Nous sommes le dimanche 26 mai et il est vingt heures à Meknès. Les rues menant à l’enceinte de la Meaara du Mellah Al Qdim (le cimetière de l’ancien Mellah) s’animent peu à peu. Des familles entières, des jeunes et des moins jeunes, convergent vers le cimetière où reposent les grands sages… actant le début de la Hilloula des tsadikim (saints).
Serge Berdugo, secrétaire général du Conseil des communautés israélites du Maroc, se tient près de l’entrée du cimetière, accueillant chaleureusement les convives vêtus de leurs plus beaux vêtements. Les murmures de bienvenue et les accolades fraternelles résonnent dans l’air frais du soir: «Nous voici réunis ce soir à Meknès dans un lieu chargé d’histoire créé en 1679 sous le règne du sultan Moulay Ismaël et qui a reçu en son sein des tsadikim vénérés durant des générations, il ne sera désaffecté qu’à la fin des années 1920, tout en restant le lieu sacré abritant les grandes figures du passé où l’on célébrait les pèlerinages et les Hilloulot.»
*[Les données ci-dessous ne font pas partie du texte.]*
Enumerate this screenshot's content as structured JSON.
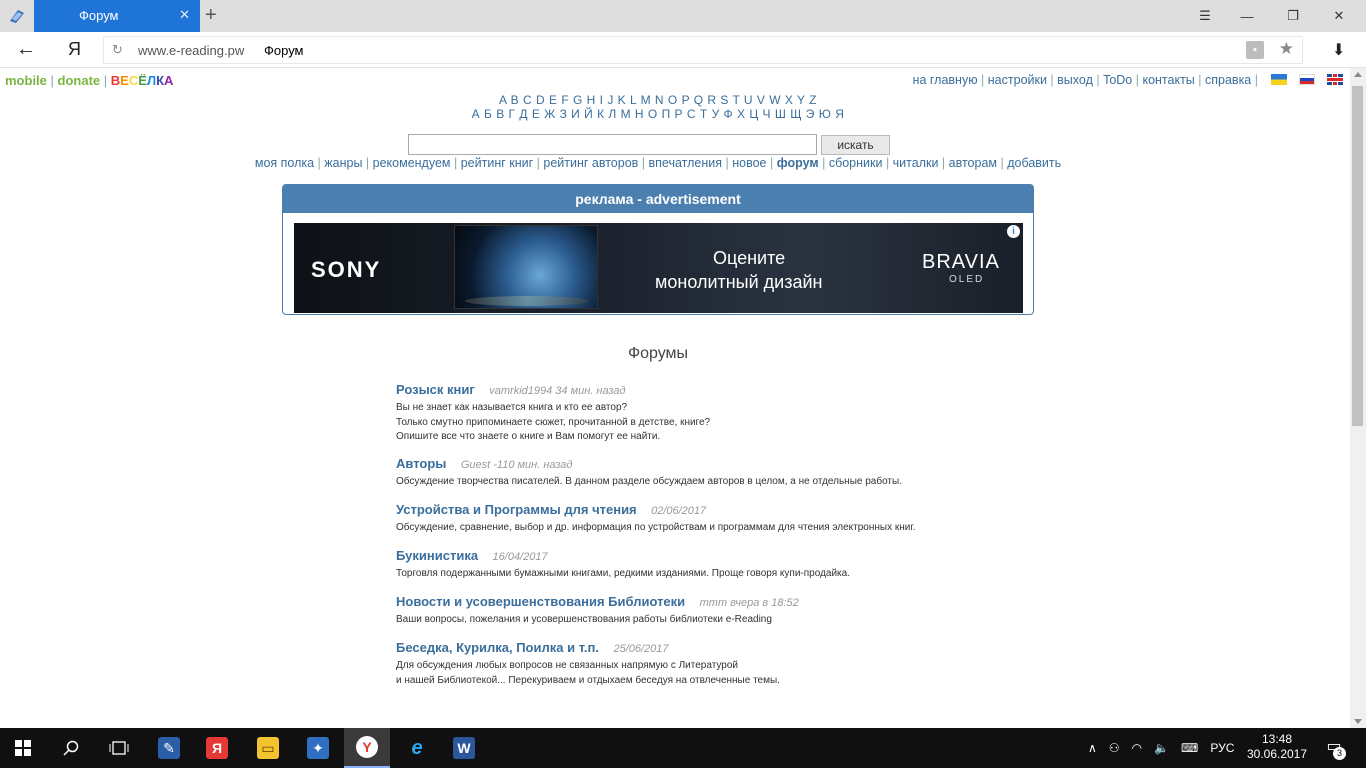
{
  "browser": {
    "tab_title": "Форум",
    "url": "www.e-reading.pw",
    "url_page_title": "Форум"
  },
  "page": {
    "top_left": {
      "mobile": "mobile",
      "donate": "donate",
      "vesyolka": [
        "В",
        "Е",
        "С",
        "Ё",
        "Л",
        "К",
        "А"
      ],
      "vesyolka_colors": [
        "#e53935",
        "#fb8c00",
        "#fdd835",
        "#43a047",
        "#1e88e5",
        "#3949ab",
        "#8e24aa"
      ]
    },
    "top_right": [
      "на главную",
      "настройки",
      "выход",
      "ToDo",
      "контакты",
      "справка"
    ],
    "alphabet_latin": "A B C D E F G H I J K L M N O P Q R S T U V W X Y Z",
    "alphabet_cyrillic": "А Б В Г Д Е Ж З И Й К Л М Н О П Р С Т У Ф Х Ц Ч Ш Щ Э Ю Я",
    "search": {
      "value": "",
      "button": "искать"
    },
    "nav": [
      "моя полка",
      "жанры",
      "рекомендуем",
      "рейтинг книг",
      "рейтинг авторов",
      "впечатления",
      "новое",
      "форум",
      "сборники",
      "читалки",
      "авторам",
      "добавить"
    ],
    "nav_active": "форум",
    "ad": {
      "header": "реклама - advertisement",
      "brand": "SONY",
      "line1": "Оцените",
      "line2": "монолитный дизайн",
      "product": "BRAVIA",
      "product_sub": "OLED",
      "info_icon": "i"
    },
    "forums_title": "Форумы",
    "forums": [
      {
        "name": "Розыск книг",
        "meta": "vamrkid1994 34 мин. назад",
        "desc": [
          "Вы не знает как называется книга и кто ее автор?",
          "Только смутно припоминаете сюжет, прочитанной в детстве, книге?",
          "Опишите все что знаете о книге и Вам помогут ее найти."
        ]
      },
      {
        "name": "Авторы",
        "meta": "Guest -110 мин. назад",
        "desc": [
          "Обсуждение творчества писателей. В данном разделе обсуждаем авторов в целом, а не отдельные работы."
        ]
      },
      {
        "name": "Устройства и Программы для чтения",
        "meta": "02/06/2017",
        "desc": [
          "Обсуждение, сравнение, выбор и др. информация по устройствам и программам для чтения электронных книг."
        ]
      },
      {
        "name": "Букинистика",
        "meta": "16/04/2017",
        "desc": [
          "Торговля подержанными бумажными книгами, редкими изданиями. Проще говоря купи-продайка."
        ]
      },
      {
        "name": "Новости и усовершенствования Библиотеки",
        "meta": "mmm вчера в 18:52",
        "desc": [
          "Ваши вопросы, пожелания и усовершенствования работы библиотеки e-Reading"
        ]
      },
      {
        "name": "Беседка, Курилка, Поилка и т.п.",
        "meta": "25/06/2017",
        "desc": [
          "Для обсуждения любых вопросов не связанных напрямую с Литературой",
          "и нашей Библиотекой... Перекуриваем и отдыхаем беседуя на отвлеченные темы."
        ]
      }
    ]
  },
  "taskbar": {
    "language": "РУС",
    "time": "13:48",
    "date": "30.06.2017",
    "notifications": "3"
  }
}
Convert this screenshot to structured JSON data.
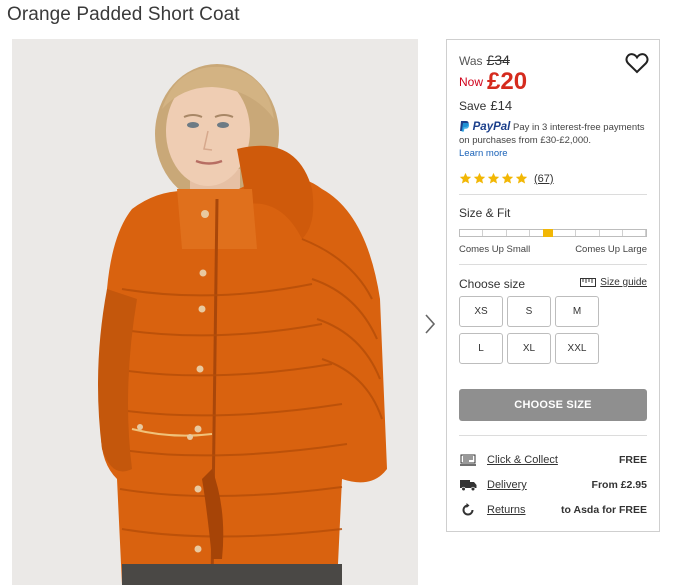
{
  "product": {
    "title": "Orange Padded Short Coat"
  },
  "gallery": {
    "next_icon": "chevron-right-icon"
  },
  "price": {
    "was_label": "Was",
    "was_value": "£34",
    "now_label": "Now",
    "now_value": "£20",
    "save_label": "Save",
    "save_value": "£14"
  },
  "wishlist": {
    "icon": "heart-icon"
  },
  "paypal": {
    "logo_pay": "PayPal",
    "message": "Pay in 3 interest-free payments on purchases from £30-£2,000.",
    "learn_more": "Learn more"
  },
  "rating": {
    "stars": 5,
    "count_label": "(67)"
  },
  "fit": {
    "label": "Size & Fit",
    "position": 0.47,
    "left_label": "Comes Up Small",
    "right_label": "Comes Up Large"
  },
  "size_picker": {
    "label": "Choose size",
    "guide_label": "Size guide",
    "sizes": [
      "XS",
      "S",
      "M",
      "L",
      "XL",
      "XXL"
    ]
  },
  "cta": {
    "label": "CHOOSE SIZE"
  },
  "delivery": [
    {
      "icon": "click-collect-icon",
      "label": "Click & Collect",
      "value": "FREE"
    },
    {
      "icon": "delivery-truck-icon",
      "label": "Delivery",
      "value": "From £2.95"
    },
    {
      "icon": "returns-icon",
      "label": "Returns",
      "value": "to Asda for FREE"
    }
  ],
  "colors": {
    "sale_red": "#d52b1e",
    "star_gold": "#f2b705",
    "cta_grey": "#8f8f8f",
    "coat_orange": "#d9620f"
  }
}
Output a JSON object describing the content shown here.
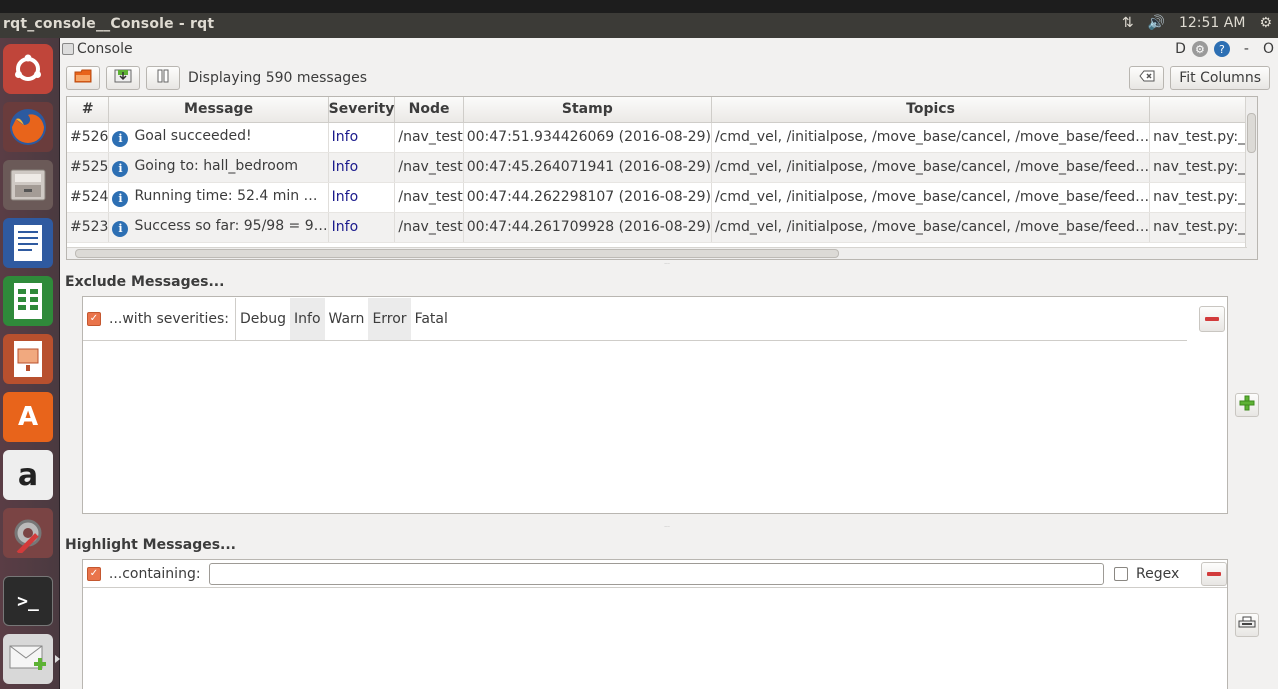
{
  "window": {
    "title": "rqt_console__Console - rqt"
  },
  "tray": {
    "time": "12:51 AM"
  },
  "console": {
    "title": "Console",
    "right_label_d": "D",
    "right_label_dash": "-",
    "right_label_o": "O"
  },
  "toolbar": {
    "display_count": "Displaying 590 messages",
    "fit_columns": "Fit Columns"
  },
  "table": {
    "headers": [
      "#",
      "Message",
      "Severity",
      "Node",
      "Stamp",
      "Topics",
      ""
    ],
    "rows": [
      {
        "num": "#526",
        "message": "Goal succeeded!",
        "severity": "Info",
        "node": "/nav_test",
        "stamp": "00:47:51.934426069 (2016-08-29)",
        "topics": "/cmd_vel, /initialpose, /move_base/cancel, /move_base/feed…",
        "location": "nav_test.py:__init"
      },
      {
        "num": "#525",
        "message": "Going to: hall_bedroom",
        "severity": "Info",
        "node": "/nav_test",
        "stamp": "00:47:45.264071941 (2016-08-29)",
        "topics": "/cmd_vel, /initialpose, /move_base/cancel, /move_base/feed…",
        "location": "nav_test.py:__init"
      },
      {
        "num": "#524",
        "message": "Running time: 52.4 min …",
        "severity": "Info",
        "node": "/nav_test",
        "stamp": "00:47:44.262298107 (2016-08-29)",
        "topics": "/cmd_vel, /initialpose, /move_base/cancel, /move_base/feed…",
        "location": "nav_test.py:__init"
      },
      {
        "num": "#523",
        "message": "Success so far: 95/98 = 9…",
        "severity": "Info",
        "node": "/nav_test",
        "stamp": "00:47:44.261709928 (2016-08-29)",
        "topics": "/cmd_vel, /initialpose, /move_base/cancel, /move_base/feed…",
        "location": "nav_test.py:__init"
      }
    ]
  },
  "exclude": {
    "title": "Exclude Messages...",
    "label": "...with severities:",
    "severities": [
      "Debug",
      "Info",
      "Warn",
      "Error",
      "Fatal"
    ]
  },
  "highlight": {
    "title": "Highlight Messages...",
    "label": "...containing:",
    "input_value": "",
    "regex_label": "Regex"
  },
  "colors": {
    "accent": "#e9744b",
    "info_blue": "#2d6fb3",
    "remove_red": "#d23b3b",
    "add_green": "#5db234"
  }
}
Le pèlerinage de la Hilloula est l’une des traditions religieuses les plus originales du judaïsme marocain, avec le culte des saints qui trouve son origine séculaire dans l’influence arabo-musulmane des marabouts. «Cette fin de semaine, des Hilloulot sont organisées partout au Maroc de Ouazzane à Béni Mellal, en passant par Demnate, Taroudant, Ouarzazate, Agadir. Et il n’est pas étonnant que ces rassemblements réunissent des personnalités officielles, des concitoyens musulmans et des membres de la communauté juive venant de tous les coins du Royaume et de plusieurs pays étrangers pour partager ces moments de piété et honorer les 600 saints, célébrés pour leurs miracles», explique-t-il.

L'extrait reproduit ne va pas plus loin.